Le récent accident ferroviaire au Royaume-Uni illustre, une fois de plus, les dégâts du démantèlement des services publics : suite à la privatisation des chemins de fer, la catastrophique maintenance des voies sur ce secteur est gérée par une entreprise privée, la Network Rail, différente de celles qui, par ailleurs, exploitent la ligne sur le plan commercial. Cette politique de libéralisation s’est accompagnée d’une destruction des services publics, d’une dégradation de la qualité des services aux usagers, d’un accroissement considérable des inégalités dans l’accès à ces services, de graves problèmes de sécurité des personnes, de scandales financiers divers et célèbres, ainsi que de destructions massives d’emplois.
Partout dans le monde, la privatisation des services publics de réseaux a suivi le même schéma. D’abord, on « libéralise » le secteur, en ouvrant tout ou partie de ses activités à la concurrence mondiale. Les premières activités concernées sont celles qui rapportent le plus, surtout si on les isole des autres. On tue donc immédiatement la péréquation des tarifs, garantie de l’égalité. Chaque entreprise privée peut alors exploiter le créneau qui lui paraît le plus rentable à très court terme. Arrivent alors les arguments sur « l’ouverture du capital » des entreprises publiques afin, prétend-t-on, qu’elles puissent « jouer à armes égales » : le processus de privatisation s’enclenche. Et l’on passe très vite d’une situation éphémère, où l’État est encore majoritaire dans le capital, à la privatisation totale : France Télécom et Air France depuis 2003, GDF en moins d’un an. Le maître des lieux devient l’actionnaire, à qui il faut verser toujours plus de dividendes. Les investissements sont strictement bornés par l’obsession du fameux « retour sur investissement », pour lequel on sacrifie tout, y compris la sécurité. Et même quand l’entreprise reste publique - comme La Poste ou la SNCF -, la pression extérieure joue à plein pour justifier une gestion de type privé, notamment en ce qui concerne le personnel. Si nécessaire, l’entreprise restée publique dans un secteur ouvert à la concurrence créera des filiales entièrement privées afin de gérer les secteurs les plus rentables : La Banque postale en est l’illustration la plus importante.
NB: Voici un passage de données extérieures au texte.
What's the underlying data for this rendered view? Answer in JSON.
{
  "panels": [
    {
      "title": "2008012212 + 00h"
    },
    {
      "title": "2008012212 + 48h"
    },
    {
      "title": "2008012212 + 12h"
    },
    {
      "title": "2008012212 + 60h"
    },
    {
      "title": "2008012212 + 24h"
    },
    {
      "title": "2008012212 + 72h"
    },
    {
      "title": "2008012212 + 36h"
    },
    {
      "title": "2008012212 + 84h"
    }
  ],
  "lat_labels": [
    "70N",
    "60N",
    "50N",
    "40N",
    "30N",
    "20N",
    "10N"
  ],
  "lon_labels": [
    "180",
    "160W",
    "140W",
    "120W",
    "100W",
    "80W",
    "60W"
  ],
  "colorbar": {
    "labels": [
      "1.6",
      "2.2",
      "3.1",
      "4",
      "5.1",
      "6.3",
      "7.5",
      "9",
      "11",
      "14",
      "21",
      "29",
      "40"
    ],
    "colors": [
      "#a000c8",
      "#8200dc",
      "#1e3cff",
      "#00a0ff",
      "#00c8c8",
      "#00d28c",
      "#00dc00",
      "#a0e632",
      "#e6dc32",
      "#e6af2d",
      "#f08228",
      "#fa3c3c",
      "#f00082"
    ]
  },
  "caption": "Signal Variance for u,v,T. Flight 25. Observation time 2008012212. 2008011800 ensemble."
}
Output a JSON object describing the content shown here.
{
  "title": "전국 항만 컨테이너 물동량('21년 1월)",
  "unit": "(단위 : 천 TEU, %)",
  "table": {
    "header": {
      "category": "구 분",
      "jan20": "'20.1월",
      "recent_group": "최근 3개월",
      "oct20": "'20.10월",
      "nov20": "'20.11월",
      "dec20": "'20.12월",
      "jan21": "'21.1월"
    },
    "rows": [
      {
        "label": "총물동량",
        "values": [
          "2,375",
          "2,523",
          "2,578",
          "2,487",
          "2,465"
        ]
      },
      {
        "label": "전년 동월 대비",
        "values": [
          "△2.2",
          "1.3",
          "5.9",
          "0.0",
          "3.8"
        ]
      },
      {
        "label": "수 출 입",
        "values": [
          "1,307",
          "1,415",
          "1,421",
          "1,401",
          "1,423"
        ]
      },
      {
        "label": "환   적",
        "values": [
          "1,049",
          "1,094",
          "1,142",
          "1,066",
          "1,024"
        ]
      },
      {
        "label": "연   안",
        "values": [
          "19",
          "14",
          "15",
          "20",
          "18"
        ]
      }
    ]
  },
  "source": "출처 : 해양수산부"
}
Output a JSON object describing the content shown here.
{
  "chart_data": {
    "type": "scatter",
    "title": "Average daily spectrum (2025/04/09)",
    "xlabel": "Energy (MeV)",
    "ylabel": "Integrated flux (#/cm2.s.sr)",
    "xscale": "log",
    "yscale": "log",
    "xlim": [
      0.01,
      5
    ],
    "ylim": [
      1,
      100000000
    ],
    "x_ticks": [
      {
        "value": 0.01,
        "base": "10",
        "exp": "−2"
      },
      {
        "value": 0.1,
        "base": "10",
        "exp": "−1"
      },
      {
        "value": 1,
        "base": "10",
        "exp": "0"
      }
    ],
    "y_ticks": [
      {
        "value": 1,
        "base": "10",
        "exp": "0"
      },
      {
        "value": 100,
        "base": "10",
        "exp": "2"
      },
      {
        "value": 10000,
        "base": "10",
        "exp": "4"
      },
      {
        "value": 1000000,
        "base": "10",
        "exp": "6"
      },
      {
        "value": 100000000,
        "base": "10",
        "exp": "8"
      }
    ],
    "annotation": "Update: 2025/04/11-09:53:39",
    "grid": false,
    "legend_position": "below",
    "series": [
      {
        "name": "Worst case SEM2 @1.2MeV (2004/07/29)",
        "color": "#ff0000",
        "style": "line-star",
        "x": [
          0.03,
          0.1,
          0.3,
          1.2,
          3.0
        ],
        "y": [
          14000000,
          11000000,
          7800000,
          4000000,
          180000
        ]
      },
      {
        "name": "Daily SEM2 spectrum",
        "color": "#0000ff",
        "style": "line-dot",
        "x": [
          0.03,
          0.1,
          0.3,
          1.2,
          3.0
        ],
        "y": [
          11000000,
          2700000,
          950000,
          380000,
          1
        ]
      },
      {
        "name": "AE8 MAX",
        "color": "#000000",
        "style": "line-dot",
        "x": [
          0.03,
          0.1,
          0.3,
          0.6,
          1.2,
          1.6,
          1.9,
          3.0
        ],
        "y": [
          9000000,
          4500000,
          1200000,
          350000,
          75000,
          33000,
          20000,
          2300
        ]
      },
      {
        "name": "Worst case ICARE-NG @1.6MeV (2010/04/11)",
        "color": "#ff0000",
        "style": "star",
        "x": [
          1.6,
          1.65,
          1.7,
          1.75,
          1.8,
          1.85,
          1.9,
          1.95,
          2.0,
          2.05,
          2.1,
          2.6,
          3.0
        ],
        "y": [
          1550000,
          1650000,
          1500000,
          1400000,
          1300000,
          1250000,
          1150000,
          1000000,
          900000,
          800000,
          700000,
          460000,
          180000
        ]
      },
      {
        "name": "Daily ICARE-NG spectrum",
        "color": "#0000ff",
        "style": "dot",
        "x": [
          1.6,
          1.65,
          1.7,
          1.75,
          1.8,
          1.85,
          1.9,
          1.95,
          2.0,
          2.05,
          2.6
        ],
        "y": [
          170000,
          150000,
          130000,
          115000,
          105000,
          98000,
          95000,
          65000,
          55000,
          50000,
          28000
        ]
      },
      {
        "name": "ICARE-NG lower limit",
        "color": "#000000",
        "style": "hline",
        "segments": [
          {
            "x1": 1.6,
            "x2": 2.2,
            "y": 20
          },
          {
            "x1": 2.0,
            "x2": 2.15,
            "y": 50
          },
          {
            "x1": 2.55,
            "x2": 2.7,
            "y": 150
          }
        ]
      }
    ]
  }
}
Autre conséquence très rapide : la remise en cause du statut des personnels, qu’il s’agisse de fonctionnaires (PTT) ou d’employés jouissant d’un statut particulier (SNCF, EDF, etc.) interdisant, de fait, de licenciements économiques massifs. Dans un premier temps, on liquide le caractère unique du statut par l’embauche de salariés sans statut particulier, voire précaires.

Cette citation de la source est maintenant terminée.